MEAT!!! I stay mostly vegetarian, for issues of my WEIGHT, for those of you who don't know me... but sometimes I jes get such a craving for flesh!!! MEAT!!! Here's a taste:
By the time New York City Opera's annual Los Angeles tour rolled around in mid-November, we had decided to drive out to the Coast together in his car. It seemed like a good idea at the time. Talk about a week in hell. The man insisted on stopping every two or three hours, usually at a fast-food joint, to get a little something for his tapeworm.
"No, thanks. Not hungry!” she said, hyperventilating.
I did a lot of waiting in the car, humming to myself to drown out the incessant howling, the screams of rage and panic coming from the cellar.

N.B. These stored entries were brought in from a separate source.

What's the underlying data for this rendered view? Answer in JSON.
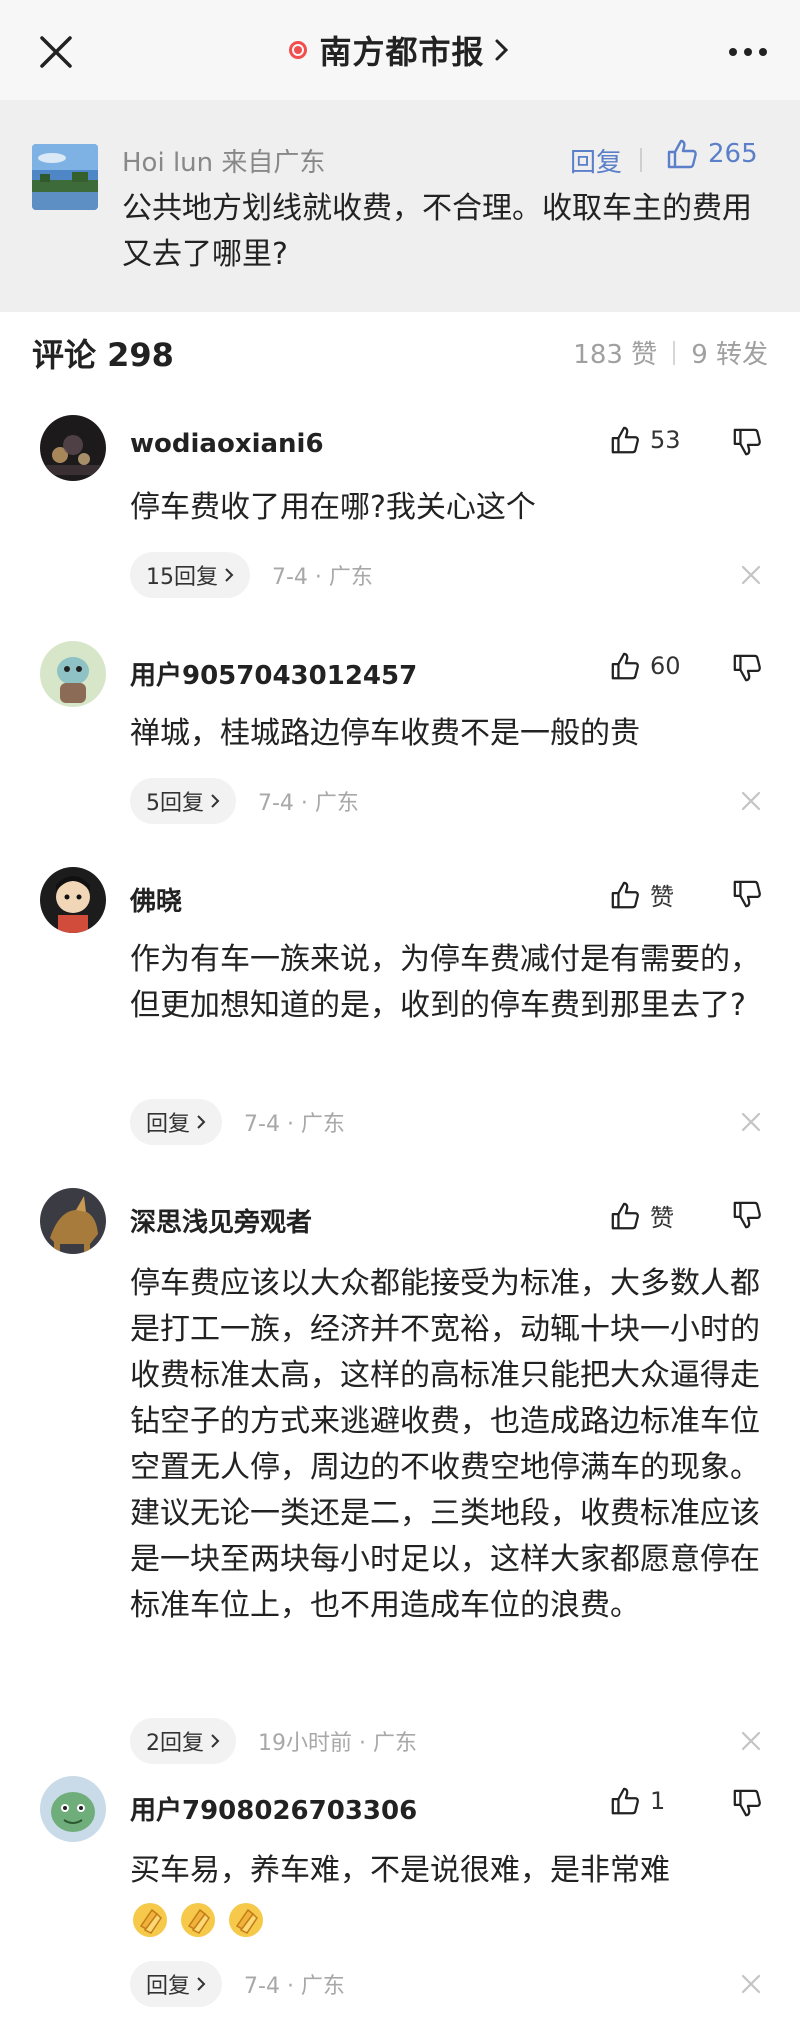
{
  "nav": {
    "title": "南方都市报"
  },
  "quote": {
    "username": "Hoi lun 来自广东",
    "reply_label": "回复",
    "likes": "265",
    "text": "公共地方划线就收费，不合理。收取车主的费用又去了哪里?"
  },
  "comments_header": {
    "label": "评论 298",
    "likes": "183 赞",
    "reposts": "9 转发"
  },
  "comments": [
    {
      "name": "wodiaoxiani6",
      "likes": "53",
      "text": "停车费收了用在哪?我关心这个",
      "reply_label": "15回复",
      "meta": "7-4 · 广东"
    },
    {
      "name": "用户9057043012457",
      "likes": "60",
      "text": "禅城，桂城路边停车收费不是一般的贵",
      "reply_label": "5回复",
      "meta": "7-4 · 广东"
    },
    {
      "name": "佛晓",
      "likes": "赞",
      "text": "作为有车一族来说，为停车费减付是有需要的，但更加想知道的是，收到的停车费到那里去了?",
      "reply_label": "回复",
      "meta": "7-4 · 广东"
    },
    {
      "name": "深思浅见旁观者",
      "likes": "赞",
      "text": "停车费应该以大众都能接受为标准，大多数人都是打工一族，经济并不宽裕，动辄十块一小时的收费标准太高，这样的高标准只能把大众逼得走钻空子的方式来逃避收费，也造成路边标准车位空置无人停，周边的不收费空地停满车的现象。建议无论一类还是二，三类地段，收费标准应该是一块至两块每小时足以，这样大家都愿意停在标准车位上，也不用造成车位的浪费。",
      "reply_label": "2回复",
      "meta": "19小时前 · 广东"
    },
    {
      "name": "用户7908026703306",
      "likes": "1",
      "text": "买车易，养车难，不是说很难，是非常难",
      "reply_label": "回复",
      "meta": "7-4 · 广东"
    }
  ],
  "icons": {
    "close": "close-icon",
    "more": "more-icon",
    "like": "thumbs-up-icon",
    "dislike": "thumbs-down-icon",
    "chevron": "chevron-right-icon",
    "dismiss": "dismiss-x-icon",
    "emoji": "clapping-hands-emoji"
  },
  "colors": {
    "accent_blue": "#5b7fc9",
    "live_dot": "#f24e4e",
    "quote_bg": "#efefef"
  }
}
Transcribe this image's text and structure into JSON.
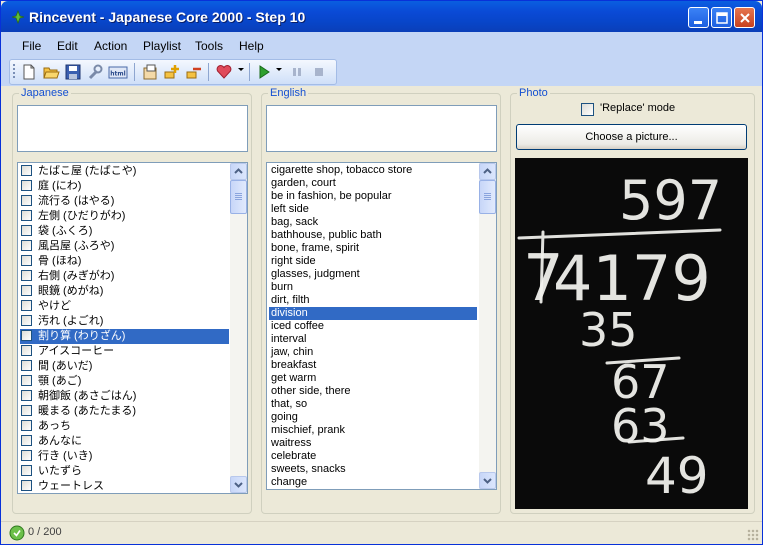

By the third day, I was a gibbering wreck. Through the autumn twilight somewhere in Nebraska, pink and turquoise neon flickered over a truck stop:
"Prime Beef!” it proclaimed. "Sultan's Cut!"
"Quick! Pull off the road!” A bloodthirsty bellow rose from the basement. "Now!"
"Mon Dieu, qu'est-ce que tu-as?"
The Maestro saw the stricken expression and foaming saliva, concluded I was having a heart attack, and swerved into the parking lot, still doing sixty-five. A screech of tires on pavement, a hailstorm of gravel, a lurching skid passed slow motion as he wrestled the car to a stop.
Fangs glistening in the surreal glow, I whispered, "Let's eat."
Unprepared by his cultured life for the carnage that followed, Jean-Michel sat awestruck as the ancestral appetite — grunts and all — devoured twenty-eight ounces of dripping flesh, salad, baked potato, lima beans, hot biscuits, peach pie, and the remains of his carrot cake. Ah, these American girls! Formidable!